Introvertiert zeigt sie sich überwiegend Menschen die im gleichen oder ungefähr gleichen Alter wie sie sind, da sie der Meinung ist das sie vollkommen andere Wertvorstellungen hat, was auch stimmen mag, ich bin da überwiegend aus dem selben Holz.

Sie mag keine Partys, Discos etc. liest gerne, ist eher Naturverbunden, was nicht heißen mag das sie keine Gesellschaft mag, halt nur nicht dieses überladene etc. auch hier ist aber auffällig das sie ein ziemliches Schwarz/Weiß-Muster an den Tag legt, nach dem Motto "der Gut, der schlecht" wobei ich denke, das dies in dem Alter normal ist, ich bin mittlerweile 22 Jahre und war in dem Alter war ich nicht viel besser.

Ihr Vater hat auch ziemlich überhöhte Ansprüche an sie, was sie auch augenfällig beschäftigt, als Kind musste sie Tennis spielen, obwohl es ihr kein Spaß machte um nur ein bsp.

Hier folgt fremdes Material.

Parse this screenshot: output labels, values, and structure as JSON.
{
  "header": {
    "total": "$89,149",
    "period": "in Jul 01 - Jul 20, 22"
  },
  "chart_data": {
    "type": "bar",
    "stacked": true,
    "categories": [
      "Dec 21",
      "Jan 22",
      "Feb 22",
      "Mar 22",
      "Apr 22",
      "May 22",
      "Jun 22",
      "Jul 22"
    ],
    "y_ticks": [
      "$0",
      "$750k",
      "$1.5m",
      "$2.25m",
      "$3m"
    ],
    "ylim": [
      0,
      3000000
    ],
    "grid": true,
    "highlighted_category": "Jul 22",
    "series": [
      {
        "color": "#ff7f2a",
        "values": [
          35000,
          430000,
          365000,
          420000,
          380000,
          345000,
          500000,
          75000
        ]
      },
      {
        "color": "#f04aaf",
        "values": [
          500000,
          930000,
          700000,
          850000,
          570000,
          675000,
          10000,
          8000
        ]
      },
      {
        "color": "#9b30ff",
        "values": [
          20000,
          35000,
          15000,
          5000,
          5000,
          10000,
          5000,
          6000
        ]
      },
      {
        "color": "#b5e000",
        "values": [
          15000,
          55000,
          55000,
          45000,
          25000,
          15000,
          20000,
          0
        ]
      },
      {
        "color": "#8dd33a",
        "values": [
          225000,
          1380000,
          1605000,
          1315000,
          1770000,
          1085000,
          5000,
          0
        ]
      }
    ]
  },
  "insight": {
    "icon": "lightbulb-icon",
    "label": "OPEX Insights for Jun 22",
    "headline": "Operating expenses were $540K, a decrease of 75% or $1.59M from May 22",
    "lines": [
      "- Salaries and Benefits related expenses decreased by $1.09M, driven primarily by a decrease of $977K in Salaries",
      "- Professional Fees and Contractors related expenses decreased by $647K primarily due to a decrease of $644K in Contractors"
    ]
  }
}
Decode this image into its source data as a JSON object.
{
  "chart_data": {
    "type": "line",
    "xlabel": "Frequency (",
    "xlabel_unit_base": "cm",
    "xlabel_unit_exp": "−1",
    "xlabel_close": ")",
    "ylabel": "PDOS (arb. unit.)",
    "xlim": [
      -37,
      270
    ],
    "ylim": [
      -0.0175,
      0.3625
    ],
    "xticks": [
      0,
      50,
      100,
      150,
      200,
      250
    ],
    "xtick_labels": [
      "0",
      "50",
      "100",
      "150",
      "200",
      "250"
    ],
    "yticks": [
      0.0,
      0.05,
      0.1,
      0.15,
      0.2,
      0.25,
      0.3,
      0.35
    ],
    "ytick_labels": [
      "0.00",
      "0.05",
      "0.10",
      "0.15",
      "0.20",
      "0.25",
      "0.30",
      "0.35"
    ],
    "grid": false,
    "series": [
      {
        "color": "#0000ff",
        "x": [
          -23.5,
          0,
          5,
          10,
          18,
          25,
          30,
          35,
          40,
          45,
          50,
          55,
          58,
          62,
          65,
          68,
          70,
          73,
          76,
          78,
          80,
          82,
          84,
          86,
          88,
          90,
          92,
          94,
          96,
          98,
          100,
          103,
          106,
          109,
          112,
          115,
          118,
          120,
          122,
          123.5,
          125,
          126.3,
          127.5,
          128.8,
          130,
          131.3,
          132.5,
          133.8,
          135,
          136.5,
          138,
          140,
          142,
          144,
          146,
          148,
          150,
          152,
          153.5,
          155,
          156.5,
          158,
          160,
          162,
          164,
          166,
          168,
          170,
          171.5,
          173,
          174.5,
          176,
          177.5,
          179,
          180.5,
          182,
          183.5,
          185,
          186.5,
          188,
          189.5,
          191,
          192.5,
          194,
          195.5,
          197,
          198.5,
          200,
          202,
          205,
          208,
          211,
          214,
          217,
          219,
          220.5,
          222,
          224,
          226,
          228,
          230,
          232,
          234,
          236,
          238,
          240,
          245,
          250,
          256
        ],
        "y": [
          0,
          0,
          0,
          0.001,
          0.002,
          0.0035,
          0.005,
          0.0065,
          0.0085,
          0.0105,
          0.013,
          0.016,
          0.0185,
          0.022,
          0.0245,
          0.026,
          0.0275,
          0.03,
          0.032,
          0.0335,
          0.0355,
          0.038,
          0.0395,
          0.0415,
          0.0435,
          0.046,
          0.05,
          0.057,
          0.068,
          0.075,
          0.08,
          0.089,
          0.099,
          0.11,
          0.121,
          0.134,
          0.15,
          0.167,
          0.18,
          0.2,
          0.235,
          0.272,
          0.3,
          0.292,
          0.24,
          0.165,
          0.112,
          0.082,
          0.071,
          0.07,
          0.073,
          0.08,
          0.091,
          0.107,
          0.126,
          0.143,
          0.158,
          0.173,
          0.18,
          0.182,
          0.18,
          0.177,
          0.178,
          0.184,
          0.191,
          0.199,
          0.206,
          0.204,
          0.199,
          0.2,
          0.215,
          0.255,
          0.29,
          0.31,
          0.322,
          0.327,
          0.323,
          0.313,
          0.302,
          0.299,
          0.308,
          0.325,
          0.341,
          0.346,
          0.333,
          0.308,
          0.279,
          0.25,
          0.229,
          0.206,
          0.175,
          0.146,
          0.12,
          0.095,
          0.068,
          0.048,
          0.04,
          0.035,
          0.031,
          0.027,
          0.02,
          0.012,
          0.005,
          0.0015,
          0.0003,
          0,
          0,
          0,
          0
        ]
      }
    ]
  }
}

Zu nennen. Das hat sich bisher auch noch nicht groß geändert, der Vater ist ziemlich wütend geworden als sie ihre letzte Prüfung nicht bestanden hat, obwohl sie selbst am Boden zerstört war.

Auch wurde sie in der Grundschule gehänselt, was sich aber später gegeben hat, sie hatte auf dem Gymnasium einige gute Freunde und war recht beliebt, was mir gerade bewusst wird ist ihr sehr vertraute Ebene mit zwei Lehrern bzw. drei…da bin ich mir unsicher, ok da kann ich mir auch einen Reim drauf bilden, weil sie ihren Vater nicht gerecht werden konnte, versucht sie unterbewusst sich die Anerkennung bei anderen Leuten zu holen, das ist mir gerade bewusst geworden.

Mit ihr reden kann ich nicht, da wir seit gestern getrennt sind, ich wollte sie am Samstag bei ihren Eltern besuchen, was das erste Mal gewesen wäre. Wie schon gesagt war unser Verhältnis sehr Kühl und ich kam überhaupt nicht an sie ran, deshalb hatte ich auch vor an diesen zwei Tagen mit aller Macht eine Aussprache herbeizuführen, das habe ich bei unseren letzten Telefonat auch anklingen lassen, allgemein war ich sehr missmutig, weil es mir einfach auf den Geist ging, das sie so kühl ist. Nun denn, gestern kam dann der Anruf das es aus ist, das ganze hat sie in einer Sachlichkeit vorgetragen das es Brutaler eigentlich nicht sein konnte, ihr ist es nach den letzten Besuch und weil ich ja vorbei kommen wollte bewusst geworden, was mir eigentlich nur zeigt wie gleichgültig sie gegen mich bereits war.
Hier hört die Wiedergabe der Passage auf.